Sourindro Mohun, well, he grew up in the court of Jatindramohan, we might say, and he was lucky enough to be taught under a man from Benares, Lakshmi Prasad Mishra, from whom he learnt the sitar. And of course he interacted a great deal with Kshetra Mohan Goswami and others. And they began discussing the possibility of formulating an orchestra on the lines of a Western orchestra. This is a novel concept. We know that instrumentalists and singers perform together, that is one thing but to have a full-fledged orchestra, who are performing maybe Indian and western tunes, is a very, very new idea that did not exist till then. That is why often the history of orchestra music in India is generally looked back to Kshetra Mohan Goswami, Jatindramohan and Sourindro Mohun and others. Because of the novel way in which they initiated this idea of orchestration and the first time this idea was presented to the public was through a play, Ratnavali, the music of which involved an orchestra with Western music.

 

Why I am saying that this is a significant moment in the life of Sourindro Mohun is that because they were playing Western tunes there was a great deal of debate about whether to use Western notation or Indian notation.
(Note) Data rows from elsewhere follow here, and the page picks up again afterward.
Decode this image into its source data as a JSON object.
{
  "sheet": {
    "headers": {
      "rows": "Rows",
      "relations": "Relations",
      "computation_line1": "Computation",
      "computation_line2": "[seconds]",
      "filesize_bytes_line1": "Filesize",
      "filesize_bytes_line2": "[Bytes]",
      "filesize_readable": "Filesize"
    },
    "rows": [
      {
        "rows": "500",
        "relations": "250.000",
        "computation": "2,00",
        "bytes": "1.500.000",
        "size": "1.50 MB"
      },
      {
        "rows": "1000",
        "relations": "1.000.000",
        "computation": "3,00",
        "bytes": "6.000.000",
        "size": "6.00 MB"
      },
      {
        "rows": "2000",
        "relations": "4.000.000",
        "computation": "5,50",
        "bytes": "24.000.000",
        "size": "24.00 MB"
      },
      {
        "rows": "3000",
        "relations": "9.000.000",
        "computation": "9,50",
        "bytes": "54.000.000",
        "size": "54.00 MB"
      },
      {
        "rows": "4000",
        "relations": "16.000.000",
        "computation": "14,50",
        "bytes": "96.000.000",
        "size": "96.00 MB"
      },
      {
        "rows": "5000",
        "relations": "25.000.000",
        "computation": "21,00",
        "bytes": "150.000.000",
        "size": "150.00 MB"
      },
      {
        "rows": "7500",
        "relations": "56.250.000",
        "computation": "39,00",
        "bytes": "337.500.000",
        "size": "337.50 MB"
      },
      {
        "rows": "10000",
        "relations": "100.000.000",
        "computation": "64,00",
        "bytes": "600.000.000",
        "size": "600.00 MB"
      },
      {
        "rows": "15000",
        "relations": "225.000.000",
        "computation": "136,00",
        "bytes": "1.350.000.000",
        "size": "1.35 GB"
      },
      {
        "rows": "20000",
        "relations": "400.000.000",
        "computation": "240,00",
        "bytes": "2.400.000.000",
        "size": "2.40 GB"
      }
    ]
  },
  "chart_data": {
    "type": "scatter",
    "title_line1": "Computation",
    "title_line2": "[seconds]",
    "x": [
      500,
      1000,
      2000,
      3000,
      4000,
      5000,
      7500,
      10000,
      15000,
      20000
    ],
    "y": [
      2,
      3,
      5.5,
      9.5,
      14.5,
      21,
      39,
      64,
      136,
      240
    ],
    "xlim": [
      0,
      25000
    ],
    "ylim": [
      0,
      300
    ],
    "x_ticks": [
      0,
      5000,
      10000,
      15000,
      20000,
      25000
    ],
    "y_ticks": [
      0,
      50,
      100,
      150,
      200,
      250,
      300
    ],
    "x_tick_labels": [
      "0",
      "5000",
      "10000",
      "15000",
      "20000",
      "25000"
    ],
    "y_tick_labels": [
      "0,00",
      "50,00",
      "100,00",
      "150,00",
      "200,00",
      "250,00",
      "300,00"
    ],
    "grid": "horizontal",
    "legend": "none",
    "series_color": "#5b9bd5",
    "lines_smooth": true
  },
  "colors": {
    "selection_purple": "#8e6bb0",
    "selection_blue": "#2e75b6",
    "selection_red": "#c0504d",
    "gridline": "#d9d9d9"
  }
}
Sourindro Mohun as we all know—from here we begin our discussion of Sourindro Mohun actually—we know of the numerous accolades that he had received all over the known world and he was the, at one point in time, the second most decorated man after Bismarck but he actually towards the end of his life had overtaken Bismarck by two more, what you might say, degrees that he received from universities. It is interesting that he always associated himself as a doctor from an American university, not a British university although he was revered as a Doctor of Music in absentia from Oxford but he decided to take the 1875 University of Philadelphia doctorate. And there is a great deal of amusing discussions in the State Archives for that episode. But he was Dr. Sourindro Mohun Tagore, Dr. Raja Sourindro Mohun Tagore.

 

It is a pleasure to actually belong as, we might say, a descendant of a man like Sourindro Mohun Tagore for myself. I play the sarod keeping in mind that the family’s literary and musical legacy involves an individual who actually was revered as the first musicologist proper of India. We know of Dr. Ranade, we know of Vishnu Narayan Bhatkande and others but the innovations that were brought in by Sourindro Mohun a great deal seemed to outline the ways in which Indian music would later be perceived in the West and later on understood in the East.

 

 

Pramantha Mohun Tagore is a descendant of the Pathuriaghata Tagore family. He is a student of English literature and finished his Masters from Jadavpur University. A student of Pandit Kamal Mallick, Pramantha is a sarod artiste of the Maihar Gharana.